Hi,
Today, I realized that my development environment was close to running out of disk space.
It’s a test system with around 10 users, so the data volume should be relatively small. However, the disk usage had reached 14.5 GB, while the configured volume size was 15 GB.
Backup & Storage Update:
- I created a backup, which was only 40MB (zipped) and 400MB (unzipped).
- I switched the storage to a slower, mounted volume instead of local machine storage, increasing the available space to 300GB.
Live Import Performance:
After restoring the data via live import, the process took:
- Number of transactions: 6,355
- N-Quads processed: 6,354,243
- Total time: 2m 31.8s
- Processing speed: 42,081 N-Quads/sec
This seems quite slow given the relatively small dataset.
Disk Space Usage After Import:
After the import, I checked the new disk usage, and it was only 400MB, which matches the unzipped backup size.
Key Question:
Why did the previous setup require 15GB for the same data, while the new setup only uses 400MB?
Production Concerns:
I’m trying to understand how this will behave in production. The recommended disk size per Alpha is 750GB, but:
- My provider doesn’t offer 750GB SSDs.
- I’m unsure how many instances and shards would be needed for production, where we expect 100,000 users instead of 10.
- For comparison, at my previous company, we used MySQL with over 100 million users, and while the dataset was significantly larger, the total disk space used was only ~1TB. The main scaling challenge was CPU and RAM, not disk usage.
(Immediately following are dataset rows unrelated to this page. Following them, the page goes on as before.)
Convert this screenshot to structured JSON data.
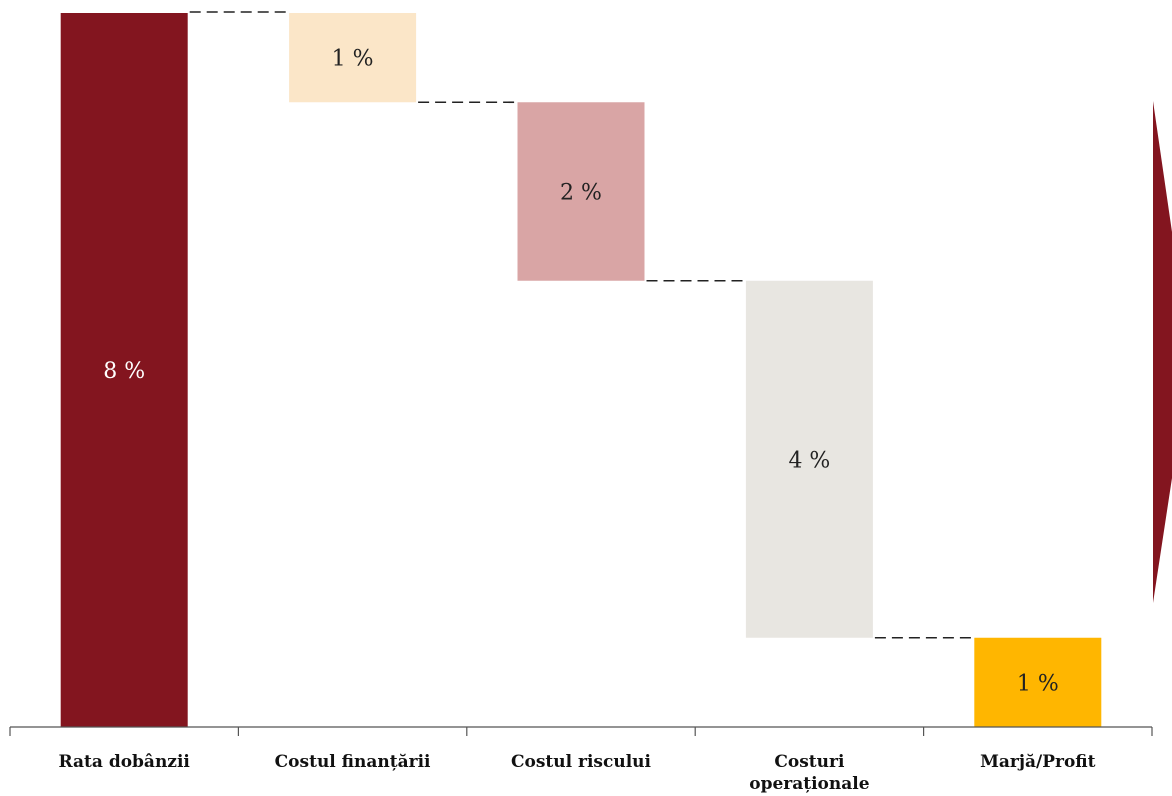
{
  "chart_data": {
    "type": "bar",
    "subtype": "waterfall",
    "categories": [
      "Rata dobânzii",
      "Costul finanțării",
      "Costul riscului",
      "Costuri operaționale",
      "Marjă/Profit"
    ],
    "category_lines": [
      [
        "Rata dobânzii"
      ],
      [
        "Costul finanțării"
      ],
      [
        "Costul riscului"
      ],
      [
        "Costuri",
        "operaționale"
      ],
      [
        "Marjă/Profit"
      ]
    ],
    "values": [
      8,
      -1,
      -2,
      -4,
      1
    ],
    "kinds": [
      "total",
      "decrease",
      "decrease",
      "decrease",
      "total"
    ],
    "data_labels": [
      "8 %",
      "1 %",
      "2 %",
      "4 %",
      "1 %"
    ],
    "colors": [
      "#83151f",
      "#fbe6c8",
      "#d9a5a5",
      "#e8e6e1",
      "#ffb600"
    ],
    "label_colors": [
      "#ffffff",
      "#222222",
      "#222222",
      "#222222",
      "#222222"
    ],
    "ylim": [
      0,
      8
    ],
    "grid": false,
    "connectors": "dashed",
    "title": "",
    "xlabel": "",
    "ylabel": ""
  }
}
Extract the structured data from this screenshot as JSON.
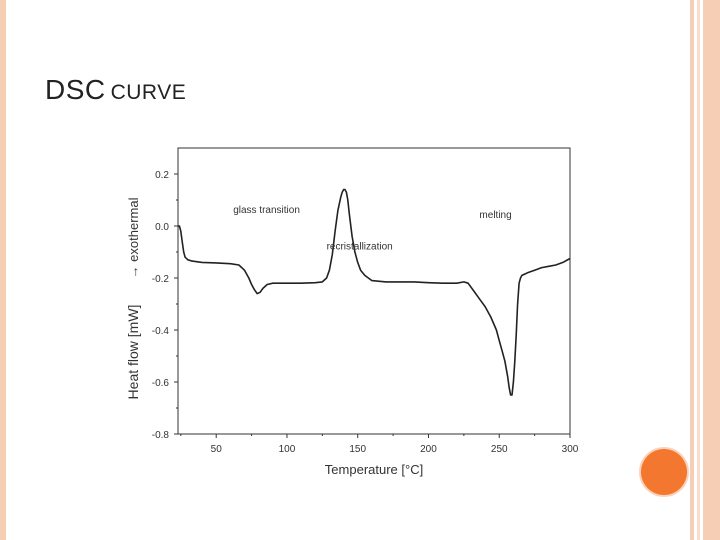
{
  "slide": {
    "title_big": "DSC",
    "title_small": "CURVE",
    "colors": {
      "frame": "#F6CDB5",
      "frame_light": "#F9DCCB",
      "accent_circle": "#F4772F",
      "accent_circle_edge": "#FBD2B8",
      "curve": "#222222"
    }
  },
  "chart_data": {
    "type": "line",
    "title": "",
    "xlabel": "Temperature [°C]",
    "ylabel": "Heat flow [mW]",
    "ylabel_secondary": "→ exothermal",
    "xlim": [
      23,
      300
    ],
    "ylim": [
      -0.8,
      0.3
    ],
    "xticks": [
      50,
      100,
      150,
      200,
      250,
      300
    ],
    "xtick_labels": [
      "50",
      "100",
      "150",
      "200",
      "250",
      "300"
    ],
    "yticks": [
      0.2,
      0.0,
      -0.2,
      -0.4,
      -0.6,
      -0.8
    ],
    "ytick_labels": [
      "0.2",
      "0.0",
      "-0.2",
      "-0.4",
      "-0.6",
      "-0.8"
    ],
    "grid": false,
    "legend": false,
    "annotations": [
      {
        "text": "glass transition",
        "x": 62,
        "y": 0.05
      },
      {
        "text": "recristallization",
        "x": 128,
        "y": -0.09
      },
      {
        "text": "melting",
        "x": 236,
        "y": 0.03
      }
    ],
    "series": [
      {
        "x": [
          23,
          24,
          25,
          26,
          27,
          28,
          30,
          33,
          40,
          50,
          60,
          66,
          70,
          73,
          75,
          77,
          79,
          81,
          83,
          86,
          90,
          95,
          100,
          110,
          120,
          125,
          128,
          130,
          132,
          134,
          136,
          138,
          139,
          140,
          141,
          142,
          143,
          144,
          146,
          148,
          150,
          152,
          155,
          160,
          170,
          180,
          190,
          200,
          210,
          220,
          225,
          228,
          232,
          236,
          240,
          244,
          248,
          250,
          252,
          254,
          256,
          257,
          258,
          259,
          260,
          261,
          262,
          263,
          264,
          265,
          266,
          268,
          270,
          275,
          280,
          285,
          290,
          295,
          300
        ],
        "y": [
          0.0,
          0.0,
          -0.02,
          -0.06,
          -0.1,
          -0.12,
          -0.13,
          -0.135,
          -0.14,
          -0.142,
          -0.145,
          -0.15,
          -0.17,
          -0.2,
          -0.225,
          -0.245,
          -0.26,
          -0.255,
          -0.24,
          -0.225,
          -0.22,
          -0.22,
          -0.22,
          -0.22,
          -0.218,
          -0.215,
          -0.2,
          -0.17,
          -0.11,
          -0.02,
          0.06,
          0.11,
          0.13,
          0.14,
          0.14,
          0.13,
          0.1,
          0.05,
          -0.04,
          -0.1,
          -0.14,
          -0.17,
          -0.19,
          -0.21,
          -0.215,
          -0.215,
          -0.215,
          -0.218,
          -0.22,
          -0.22,
          -0.215,
          -0.22,
          -0.25,
          -0.28,
          -0.31,
          -0.35,
          -0.4,
          -0.44,
          -0.48,
          -0.52,
          -0.58,
          -0.62,
          -0.65,
          -0.65,
          -0.6,
          -0.52,
          -0.42,
          -0.3,
          -0.22,
          -0.2,
          -0.19,
          -0.185,
          -0.18,
          -0.17,
          -0.16,
          -0.155,
          -0.15,
          -0.14,
          -0.125
        ]
      }
    ]
  }
}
Concern About Dgraph’s Disk Usage:
From my observations, Dgraph appears to consume an excessive amount of disk space, which could significantly increase infrastructure costs.
Would appreciate any insights into:
- Why the old setup required 15GB for the same data.
- Whether Dgraph’s disk usage scales linearly with data size.
- Best practices for optimizing disk usage in production.
Thanks!